I've seem memes galore about the banning of the Confederate flag.  I'm against banning anything, but at the same time I don't think that "banning" is the right word to apply to what's happening to the Confederate flag.  There's no law that says, "Thou shalt not manufacture the flag."  There are no laws banning the flag.  What's happening is that businesses are making a cold, hard calculation and deciding that it's best for their bottom lines, at this point in history, anyway, not to sell or not to show the Confederate flag.  There are no laws banning the flag.  That state assemblies and congresses may want to remove the flag from public places, which I think is a good idea, doesn't equal banning the flag.  There's no law that says, "Thou shalt not display the flag on your premises." There are no laws banning the flag.

As to why I think it's a good idea not to make use of the flag, there are two reasons, both of them also deriving from memes that I've seen.  With the first I agree:  you're perfectly free to fly the flag; and I'm perfectly free to conclude from that decision that you're a bigot.  Free speech has consequences.

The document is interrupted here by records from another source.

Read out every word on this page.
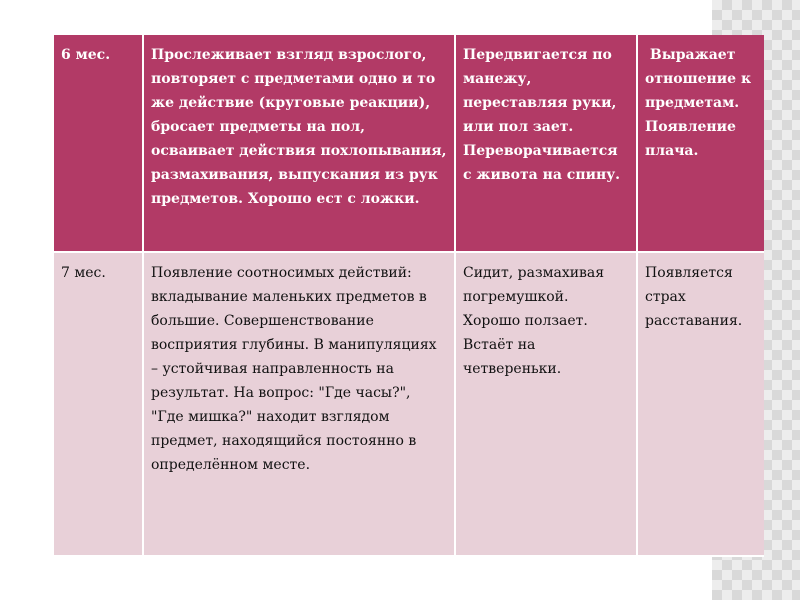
6 мес.	Прослеживает взгляд взрослого, повторяет с предметами одно и то же действие (круговые реакции), бросает предметы на пол, осваивает действия похлопывания, размахивания, выпускания из рук предметов. Хорошо ест с ложки.
Передвигается по манежу, переставляя руки, или пол зает. Переворачивается с живота на спину.
Выражает отношение к предметам. Появление плача.
7 мес.	Появление соотносимых действий: вкладывание маленьких предметов в большие. Совершенствование восприятия глубины. В манипуляциях – устойчивая направленность на результат. На вопрос: "Где часы?", "Где мишка?" находит взглядом предмет, находящийся постоянно в определённом месте.
Сидит, размахивая погремушкой. Хорошо ползает. Встаёт на четвереньки.
Появляется страх расставания.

Why a bigot and not just someone who celebrates the greatness of the Southern past?  Well, consider another meme, which says basically that the Confederate flag is in principle not different from the American flag.  The American flag has flown over many and many a despicable act of horror and terror, from the genocide of Native Americans to the enslavement of Africans and from the mistreatment of Revolutionary War loyalists to the massacres at My Lai and elsewhere, too numerous to count.  All flags, the American included, have presided over horrible events.  But (a "but" worthy of an elephant, it's so big) although the American flag may have flown during such horrors, the purpose of America, and so of the flag that represents it, is ultimately not genocide or slavery or mistreatment or massacre.  On the other hand, the Confederate flag had one purpose:  to preserve and protect the institution of slavery.

So, again, my three points:  there are no laws banning the Confederate flag; I think it's stupid to take Dukes of Hazard off the air or to forbid the flying of the Confederate flag; I reserve the right to attribute the intended purpose of that flag to those who choose to fly or celebrate it.